But, anyone who witnessed the high water levels in Alberta and Toronto earlier this year might say otherwise, as hundreds of thousands of residents and business owners were forced to abandon their properties to escape the damaging flood waters.
To ensure – or at the very least, lessen the risk – future environmental disasters don’t unleash as harsh of a toll, the Insurance Bureau of Canada is set to launch a three-city pilot project that may help communities better prepare for dealing with catastrophes.
Don Forgeron, president and CEO of the IBC, made the announcement official during a luncheon address at the Economic Club of Canada in Toronto on Nov. 21.
“Municipalities and insurers, working together, are leading the fight to adapt to the new weather extremes and prevent flooding,” said Forgeron.
Toronto, Alberta floods created $3 billion of insured losses
Before talking about the details of the multi-million dollar project, Forgeron delved into some of the reasons for why the incidence level of floods seems to be increasing. He noted that changing weather patterns have resulted in larger and more intense storms, capable of producing high flood waters that are more ubiquitous because existing sewer infrastructure is dated and in need of fixing. This has led to a heavy financial toll, as Canada home insurance losses were north of $3 billion from the Alberta and Toronto floods alone.
With that, Forgeron said that the insurance industry has created a resource called MRAT, short for Municipal Risk Assessment Tool. Using the latest information about the infrastructure that’s in place in various cities and communities, the prevalence of insurance claims that result from environmental catastrophes as well as projections on climate change, the tool should be able to provide leaders with an understanding of what structures need reinforcements, such as roads, buildings, bridges and power supplies. It should also give an indication of vulnerabilities several years from now.
“MRAT is a true solution that speaks to the Canadian way of solving problems – leadership through innovation,” said Forgeron. “Insurers and municipalities have a key role to play in preparing their cities for a new era of severe weather and we are pleased to be partnering with these three forward-thinking cities in this pilot project.”
Though MRAT may be used in other cities, the pilot program is being launched in Hamilton, Ont.; Coquitlam BC and Fredericton NB, according to IBC.
It’s little wonder why programs like these are being used to help guard against the possibility of future disasters. This past June, Alberta was inundated with high water levels due to torrential rains that fell over a four-day period. With insured losses estimated at over $1.5 billion, IBC called it the country’s costliest disaster in recorded history.
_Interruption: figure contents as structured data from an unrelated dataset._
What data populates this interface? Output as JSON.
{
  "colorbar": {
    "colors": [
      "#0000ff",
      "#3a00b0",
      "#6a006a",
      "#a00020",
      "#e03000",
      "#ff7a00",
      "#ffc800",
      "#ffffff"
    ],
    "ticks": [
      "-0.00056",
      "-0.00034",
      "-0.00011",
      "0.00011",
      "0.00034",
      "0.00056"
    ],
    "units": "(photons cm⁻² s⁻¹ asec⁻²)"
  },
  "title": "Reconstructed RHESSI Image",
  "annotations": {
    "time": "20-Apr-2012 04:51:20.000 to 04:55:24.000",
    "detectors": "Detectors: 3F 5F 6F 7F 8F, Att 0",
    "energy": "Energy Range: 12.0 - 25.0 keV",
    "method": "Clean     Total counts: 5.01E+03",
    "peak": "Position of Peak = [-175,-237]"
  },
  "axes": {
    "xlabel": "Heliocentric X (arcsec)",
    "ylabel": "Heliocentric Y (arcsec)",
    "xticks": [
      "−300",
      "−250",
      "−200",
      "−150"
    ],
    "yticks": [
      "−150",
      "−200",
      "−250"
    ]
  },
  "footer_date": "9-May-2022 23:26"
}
“While the monetary cost of the floods is huge, the emotional toll on Albertans is incalculable,” Bill Adams, vice president of the western and pacific divisions of IBC, said in September. “Insurers and IBC are committed to helping Albertans through the claims process as they clean up and rebuild their lives and communities.”
Mostly confined to Southern Alberta, more than 100,000 Albertans had to leave their homes for several days and weeks because of the damage and health risks emanating from the rising waters. Over 25,000 insurance claims were filed in the three months following the June flood. IBC indicated in September that these numbers will be updated some time in December.